Liver tissue examination.

Abstract

Histopathological study of the liver biopsy in viral hepatitis B allows to diagnose acute hepatitis, its severity and stage of evolution. Prediction of chronicity is feasible after two months. In chronic disease, histopathology allows to diagnose chronic hepatitis, its aetiology, grade of severity and stage of progression. Interface hepatitis and bridging confluent necrosis are important prognostic features. Severity is graded according to extent of necro-inflammatory lesions, which include portal inflammation, interface hepatitis, intralobular liver cell damage and death, and confluent (bridging) necrosis. Staging of progression is based on extent of fibrosis and lobular architectural changes (cirrhosis). Semiquantitative scoring of grade and stage is useful in trials of new drugs, in clinical research, and for comparison of preand post-treatment biopsies. It is not recommendable in routine diagnostic practice. In situ hybridization and (immuno-)electron microscopy are less practical and mostly used in research.

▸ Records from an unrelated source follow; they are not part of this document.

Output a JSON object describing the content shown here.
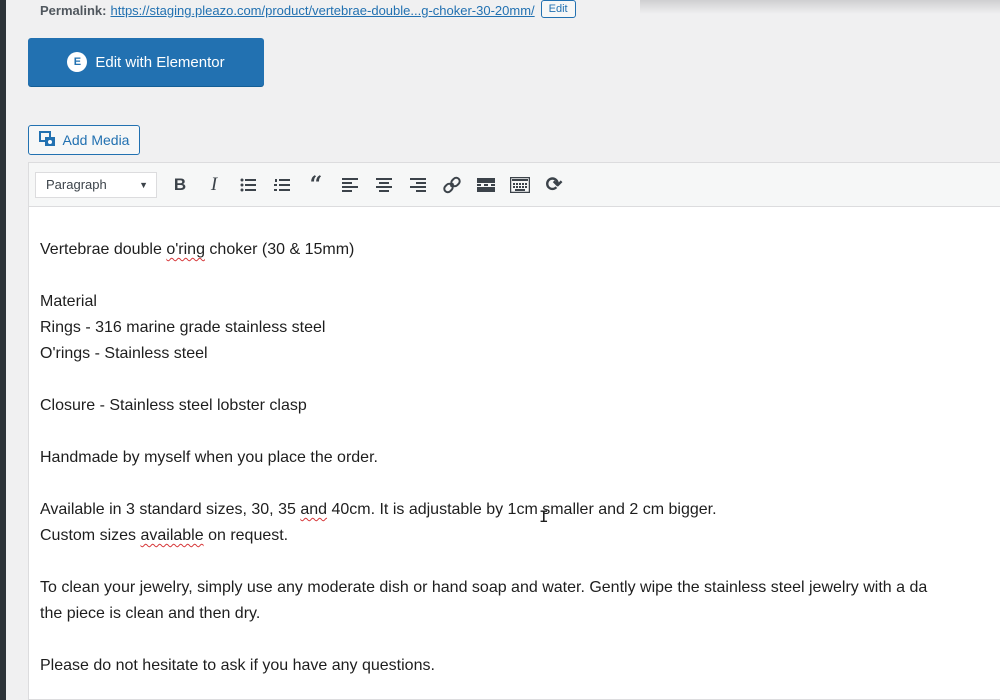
{
  "permalink": {
    "label": "Permalink:",
    "url_text": "https://staging.pleazo.com/product/vertebrae-double...g-choker-30-20mm/",
    "edit_label": "Edit"
  },
  "elementor": {
    "button_label": "Edit with Elementor",
    "icon_text": "E"
  },
  "media": {
    "add_media_label": "Add Media"
  },
  "toolbar": {
    "format_value": "Paragraph",
    "buttons": [
      {
        "name": "bold",
        "glyph": "B"
      },
      {
        "name": "italic",
        "glyph": "I"
      },
      {
        "name": "bullet-list",
        "glyph": ""
      },
      {
        "name": "numbered-list",
        "glyph": ""
      },
      {
        "name": "blockquote",
        "glyph": "“"
      },
      {
        "name": "align-left",
        "glyph": ""
      },
      {
        "name": "align-center",
        "glyph": ""
      },
      {
        "name": "align-right",
        "glyph": ""
      },
      {
        "name": "link",
        "glyph": ""
      },
      {
        "name": "read-more",
        "glyph": ""
      },
      {
        "name": "toolbar-toggle",
        "glyph": ""
      },
      {
        "name": "refresh",
        "glyph": "⟳"
      }
    ]
  },
  "content": {
    "line1_a": "Vertebrae double ",
    "line1_b": "o'ring",
    "line1_c": " choker (30 & 15mm)",
    "material": "Material",
    "rings": "Rings - 316 marine grade stainless steel",
    "orings": "O'rings - Stainless steel",
    "closure": "Closure - Stainless steel lobster clasp",
    "handmade": "Handmade by myself when you place the order.",
    "sizes_a": "Available in 3 standard sizes, 30, 35 ",
    "sizes_b": "and",
    "sizes_c": " 40cm. It is adjustable by 1cm smaller and 2 cm bigger.",
    "custom_a": "Custom sizes ",
    "custom_b": "available",
    "custom_c": " on request.",
    "clean1": "To clean your jewelry, simply use any moderate dish or hand soap and water. Gently wipe the stainless steel jewelry with a da",
    "clean2": "the piece is clean and then dry.",
    "ask": "Please do not hesitate to ask if you have any questions."
  }
}
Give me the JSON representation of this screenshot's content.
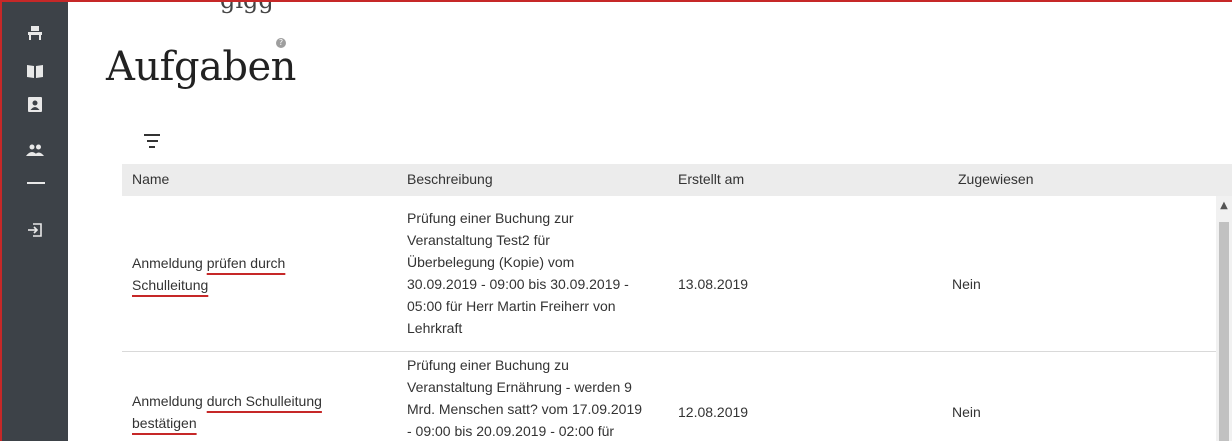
{
  "sidebar": {
    "items": [
      {
        "icon": "desk-icon",
        "label": ""
      },
      {
        "icon": "book-icon",
        "label": ""
      },
      {
        "icon": "contact-card-icon",
        "label": ""
      },
      {
        "icon": "people-icon",
        "label": ""
      },
      {
        "icon": "logout-icon",
        "label": ""
      }
    ]
  },
  "page": {
    "cropped_heading": "gigg",
    "title": "Aufgaben",
    "help_glyph": "?"
  },
  "table": {
    "columns": [
      "Name",
      "Beschreibung",
      "Erstellt am",
      "Zugewiesen"
    ],
    "rows": [
      {
        "name_plain": "Anmeldung ",
        "name_underlined_1": "prüfen durch",
        "name_underlined_2": "Schulleitung",
        "description_lines": [
          "Prüfung einer Buchung zur",
          "Veranstaltung Test2 für",
          "Überbelegung (Kopie) vom",
          "30.09.2019 - 09:00 bis 30.09.2019 -",
          "05:00 für Herr Martin Freiherr von",
          "Lehrkraft"
        ],
        "created": "13.08.2019",
        "assigned": "Nein"
      },
      {
        "name_plain": "Anmeldung ",
        "name_underlined_1": "durch Schulleitung",
        "name_underlined_2": "bestätigen",
        "description_lines": [
          "Prüfung einer Buchung zu",
          "Veranstaltung Ernährung - werden 9",
          "Mrd. Menschen satt? vom 17.09.2019",
          "- 09:00 bis 20.09.2019 - 02:00 für"
        ],
        "created": "12.08.2019",
        "assigned": "Nein"
      }
    ]
  },
  "colors": {
    "sidebar_bg": "#3d4248",
    "header_bg": "#ececec",
    "accent_red": "#c62828"
  }
}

Immunohistochemical staining for HBV antigens, especially for HBcAg and HBsAg, is useful for specifying the aetiology and the viral phase of the disease. The viral replicative phase is characterized by mild activity, nuclear localization of HBcAg, cytoplasmic HBeAg and membranous expression of HBsAg; the viral clearance phase features more severe inflammation and necrosis, possibly including the bridging type, whereas immunostaining reveals nuclear, cytoplasmic and membranous HBcAg; HBsAg stains in the cytoplasm of some cells, and in cellular membranes; the residual integration phase reveals no or only mild activity and cytoplasmic HBsAg, without demonstrable HBcAg. Attention for and reporting of premalignant lesions is important in improving adequate patient surveillance for possible development of hepatocellular carcinoma. Recognizable lesions include large cell and small cell liver cell dysplasia in dysplastic foci and nodules.